Jonathan Thiel (centre) singing with national team during World Cup qualification celebration at Waaigat
PHILIPSBURG--Jeon never planned to write an anthem. The song that would become “Blue Wave” started quietly, late at night, with a simple rhythm tapping against his desk and the sound of the sea drifting in through an open window.
Curaçao was asleep, but Jeon was wide awake, thinking about football, about pride, and about that unmistakable feeling when the national team steps onto the field wrapped in blue.
“Blue Wave” was born from that feeling.
Jeon, known locally for blending modern beats with Caribbean soul, wanted to create something that felt collective – a sound that belonged not to one artist, but to an island. The lyrics were simple, almost chant-like, designed to be shouted as much as sung. The beat rolled forward like surf hitting the shore: steady, powerful, impossible to ignore.
When he first shared the track online, he didn’t attach a big campaign or promotional plan. He simply wrote: “For Curaçao. For football. For us.”
Within hours, the response exploded.
The song spread through WhatsApp groups, Instagram stories, and car speakers across the island. Fans began tagging the Curaçao national football team, posting videos of themselves singing along, waving flags, pounding on tables in rhythm. By the next day, “Blue Wave” was no longer just a song – it had become a movement.
Then came the moment that changed everything.
During a national team gathering, the track was played in the background. Players started nodding. Someone turned up the volume. Soon, the locker room was alive – boots tapping, hands clapping, voices joining in. Videos of that moment surfaced online, and the reaction was instant. Supporters saw their own energy reflected back at them through the players. The connection was complete.
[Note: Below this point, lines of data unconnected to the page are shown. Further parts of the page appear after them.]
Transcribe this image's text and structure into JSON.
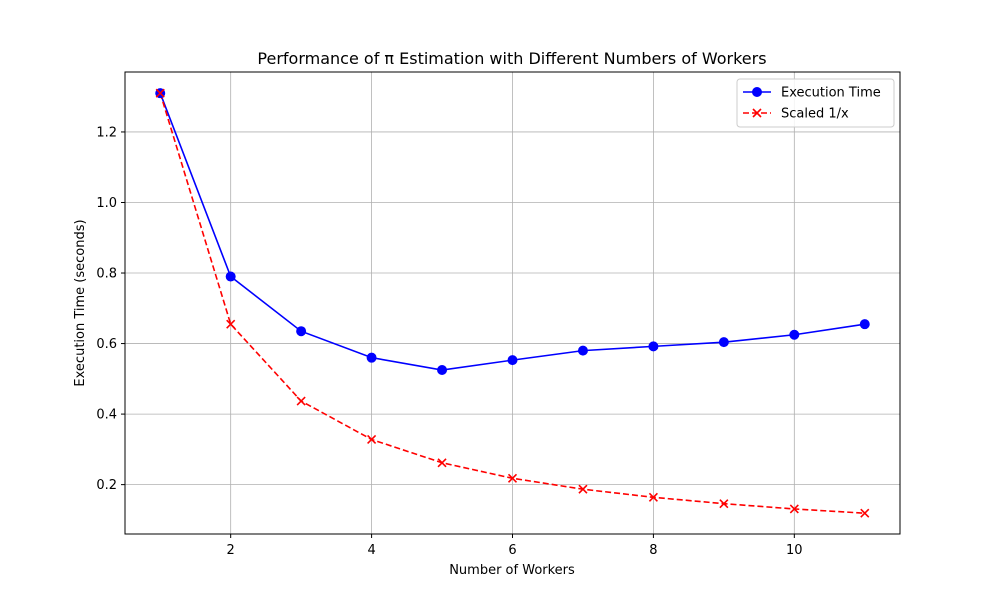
{
  "chart_data": {
    "type": "line",
    "title": "Performance of π Estimation with Different Numbers of Workers",
    "xlabel": "Number of Workers",
    "ylabel": "Execution Time (seconds)",
    "xlim": [
      0.5,
      11.5
    ],
    "ylim": [
      0.06,
      1.37
    ],
    "xticks": [
      2,
      4,
      6,
      8,
      10
    ],
    "yticks": [
      0.2,
      0.4,
      0.6,
      0.8,
      1.0,
      1.2
    ],
    "xtick_labels": [
      "2",
      "4",
      "6",
      "8",
      "10"
    ],
    "ytick_labels": [
      "0.2",
      "0.4",
      "0.6",
      "0.8",
      "1.0",
      "1.2"
    ],
    "grid": true,
    "legend_position": "top-right",
    "x": [
      1,
      2,
      3,
      4,
      5,
      6,
      7,
      8,
      9,
      10,
      11
    ],
    "series": [
      {
        "name": "Execution Time",
        "color": "#0000ff",
        "line_style": "solid",
        "marker": "circle",
        "values": [
          1.31,
          0.79,
          0.635,
          0.56,
          0.525,
          0.553,
          0.58,
          0.592,
          0.604,
          0.625,
          0.655
        ]
      },
      {
        "name": "Scaled 1/x",
        "color": "#ff0000",
        "line_style": "dashed",
        "marker": "x",
        "values": [
          1.31,
          0.655,
          0.437,
          0.328,
          0.262,
          0.218,
          0.187,
          0.164,
          0.146,
          0.131,
          0.119
        ]
      }
    ]
  }
}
At matches, the song took on a life of its own. Long before kickoff, fans began chanting the hook in unison. When Curaçao scored, the chorus erupted like a roar. Blue shirts jumped as one. The stadium didn’t just sound louder – it sounded united.
For Jeon, the scale of the response was overwhelming.
“I wrote it hoping people would feel something,” he later said. “I didn’t expect the whole island to sing it back to me.”
“Blue Wave” captured something deeper than football results. It became a soundtrack to national identity – modern, confident, and unapologetically Curaçaoan. Young fans felt seen. Older supporters felt renewed pride. The song crossed generations, languages, and neighbourhoods, tied together by one shared color and one shared dream.
Today, “Blue Wave” is played everywhere football is discussed: in bars, in living rooms, at watch parties, and in moments of quiet anticipation before the whistle blows. It’s no longer introduced as Jeon’s song. It’s simply the Curaçao song.
Like the ocean that surrounds the island, the blue wave keeps coming – strong, rhythmic, and impossible to stop.